Wednesday, September 21st, 2011

Emmy The Great – Paper Forest

Only one snark on the name?


[Video][Website]
[5.50]

Iain Mew: Knowing the back story to Emma-Lee Moss’ second album Virtue, that it was written in the aftermath of a breakup triggered by her fiancé finding God, lends a certain extra bite to a chorus revolving around blessings and rapture. I’m confident that I would unconditionally love “Paper Forest” regardless though. It’s the finest example yet of her vivid lyrical intertwining of the fantastical and the mundane, of making a song that’s sparse but makes every moment count.

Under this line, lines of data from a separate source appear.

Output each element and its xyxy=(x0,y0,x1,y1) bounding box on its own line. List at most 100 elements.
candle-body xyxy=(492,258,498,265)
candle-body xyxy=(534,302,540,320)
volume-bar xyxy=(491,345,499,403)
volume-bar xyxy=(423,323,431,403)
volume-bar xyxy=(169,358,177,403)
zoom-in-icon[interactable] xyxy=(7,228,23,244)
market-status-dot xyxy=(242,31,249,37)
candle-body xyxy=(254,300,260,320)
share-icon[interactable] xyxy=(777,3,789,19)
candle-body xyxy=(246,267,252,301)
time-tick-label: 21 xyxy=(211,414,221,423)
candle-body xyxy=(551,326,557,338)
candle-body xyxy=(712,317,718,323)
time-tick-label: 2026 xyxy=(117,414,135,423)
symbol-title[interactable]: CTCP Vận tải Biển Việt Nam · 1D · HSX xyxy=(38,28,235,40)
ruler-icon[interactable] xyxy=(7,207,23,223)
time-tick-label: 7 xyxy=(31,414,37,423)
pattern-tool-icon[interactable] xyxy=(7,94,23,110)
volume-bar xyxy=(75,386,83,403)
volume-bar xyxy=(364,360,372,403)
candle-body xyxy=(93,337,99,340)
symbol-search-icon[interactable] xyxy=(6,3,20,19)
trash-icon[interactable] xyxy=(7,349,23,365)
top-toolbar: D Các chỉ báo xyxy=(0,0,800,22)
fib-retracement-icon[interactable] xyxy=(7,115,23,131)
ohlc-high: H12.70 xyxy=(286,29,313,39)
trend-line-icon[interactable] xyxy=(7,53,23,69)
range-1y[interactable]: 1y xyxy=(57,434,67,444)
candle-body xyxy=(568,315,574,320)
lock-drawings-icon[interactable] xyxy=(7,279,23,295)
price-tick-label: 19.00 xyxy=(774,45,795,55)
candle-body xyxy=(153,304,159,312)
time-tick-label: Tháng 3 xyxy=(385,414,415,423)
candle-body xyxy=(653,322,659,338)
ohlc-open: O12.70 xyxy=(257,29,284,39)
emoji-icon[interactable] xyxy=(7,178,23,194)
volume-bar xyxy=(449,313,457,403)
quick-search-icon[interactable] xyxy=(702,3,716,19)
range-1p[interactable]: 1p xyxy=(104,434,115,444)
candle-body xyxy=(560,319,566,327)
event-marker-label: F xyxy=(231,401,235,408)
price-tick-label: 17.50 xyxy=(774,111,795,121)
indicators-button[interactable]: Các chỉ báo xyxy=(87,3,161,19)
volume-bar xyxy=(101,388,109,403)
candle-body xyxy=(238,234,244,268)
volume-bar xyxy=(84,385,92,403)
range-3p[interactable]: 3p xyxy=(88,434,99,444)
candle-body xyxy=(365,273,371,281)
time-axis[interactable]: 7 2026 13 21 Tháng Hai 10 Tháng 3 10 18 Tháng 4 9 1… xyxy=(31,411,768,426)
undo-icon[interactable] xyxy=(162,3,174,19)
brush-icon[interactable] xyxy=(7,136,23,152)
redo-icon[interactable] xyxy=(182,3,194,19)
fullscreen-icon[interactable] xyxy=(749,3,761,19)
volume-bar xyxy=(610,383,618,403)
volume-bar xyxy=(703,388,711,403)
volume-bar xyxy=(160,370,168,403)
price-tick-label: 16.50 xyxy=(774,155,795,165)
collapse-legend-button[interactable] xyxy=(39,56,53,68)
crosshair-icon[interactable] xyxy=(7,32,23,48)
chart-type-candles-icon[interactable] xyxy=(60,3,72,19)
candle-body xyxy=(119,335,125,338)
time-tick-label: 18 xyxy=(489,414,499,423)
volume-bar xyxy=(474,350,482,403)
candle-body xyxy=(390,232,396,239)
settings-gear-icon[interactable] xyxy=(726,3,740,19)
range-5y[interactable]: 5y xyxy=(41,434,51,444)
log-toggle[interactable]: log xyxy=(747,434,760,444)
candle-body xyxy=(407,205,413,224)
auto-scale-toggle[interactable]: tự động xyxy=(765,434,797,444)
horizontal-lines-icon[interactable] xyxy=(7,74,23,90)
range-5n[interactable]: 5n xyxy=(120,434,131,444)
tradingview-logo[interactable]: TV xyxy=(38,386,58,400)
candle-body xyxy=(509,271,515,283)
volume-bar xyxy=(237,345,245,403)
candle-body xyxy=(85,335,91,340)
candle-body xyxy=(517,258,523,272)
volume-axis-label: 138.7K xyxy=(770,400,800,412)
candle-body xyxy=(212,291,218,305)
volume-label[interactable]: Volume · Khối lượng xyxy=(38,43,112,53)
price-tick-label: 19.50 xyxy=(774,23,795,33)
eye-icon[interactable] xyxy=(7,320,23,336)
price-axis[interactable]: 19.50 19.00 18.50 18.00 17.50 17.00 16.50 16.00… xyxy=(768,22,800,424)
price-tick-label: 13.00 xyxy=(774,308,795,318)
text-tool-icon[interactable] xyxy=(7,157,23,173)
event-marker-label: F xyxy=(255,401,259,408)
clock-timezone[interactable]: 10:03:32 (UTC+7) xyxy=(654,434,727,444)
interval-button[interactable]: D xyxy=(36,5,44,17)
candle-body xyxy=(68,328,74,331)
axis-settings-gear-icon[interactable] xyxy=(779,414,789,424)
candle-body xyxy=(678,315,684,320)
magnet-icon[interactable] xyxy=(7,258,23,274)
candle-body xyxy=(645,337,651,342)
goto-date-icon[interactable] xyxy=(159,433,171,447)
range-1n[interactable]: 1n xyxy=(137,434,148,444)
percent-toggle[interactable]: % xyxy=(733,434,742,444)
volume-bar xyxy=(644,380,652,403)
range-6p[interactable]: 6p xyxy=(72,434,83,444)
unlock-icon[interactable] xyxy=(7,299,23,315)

Here her words and sense of rueful deflation ring very true in capturing something which is both personal and resonates with wider current culture, of what happens when you spend so long believing something to be true, documenting and analysing and reaffirming it, that you can’t find your way back to actually living in and feeling the moment as it happens.
[10]

Mallory O’Donnell: I have no formal complaints to lodge regarding masturbation, be it musical, lyrical or actual. However, this particular example of the first two varieties provides more static cling than friction, consisting as it does of the same weak metaphor rephrased with minor variations over a twee folk arrangement so stale you can practically taste the chamomile.
[2]

Brad Shoup: Words, words, words. To be smart enough to see the after but not enough to know it’s avoidable. The sour brass and Sufjan-style humming are just as mannered as the lyrical unraveling, but I’m only tired of the latter.
[3]

Katherine St Asaph: The exact midpoint between early Laura Marling and Heathers: vocals, guitars and piano tripping along conversationally and a slightly mannered concept. These are all compliments, and considering both Marling and the Macnamaras were young with debut albums at the time of comparison, Emmy can only have greater things ahead.
[7]

Anthony Easton: I don’t know if this is charming and ingratiating, genuine in her worry, or annoying as fuck indie blather. It might because the weather is turning, and the song does sound a bit like melancholy autumn soundtrack. 
[6]

Jonathan Bogart: How about Emmy the Not Bad?
[5]

One Response to “Emmy The Great – Paper Forest”

  1. Pretty nice Regina Spektor song.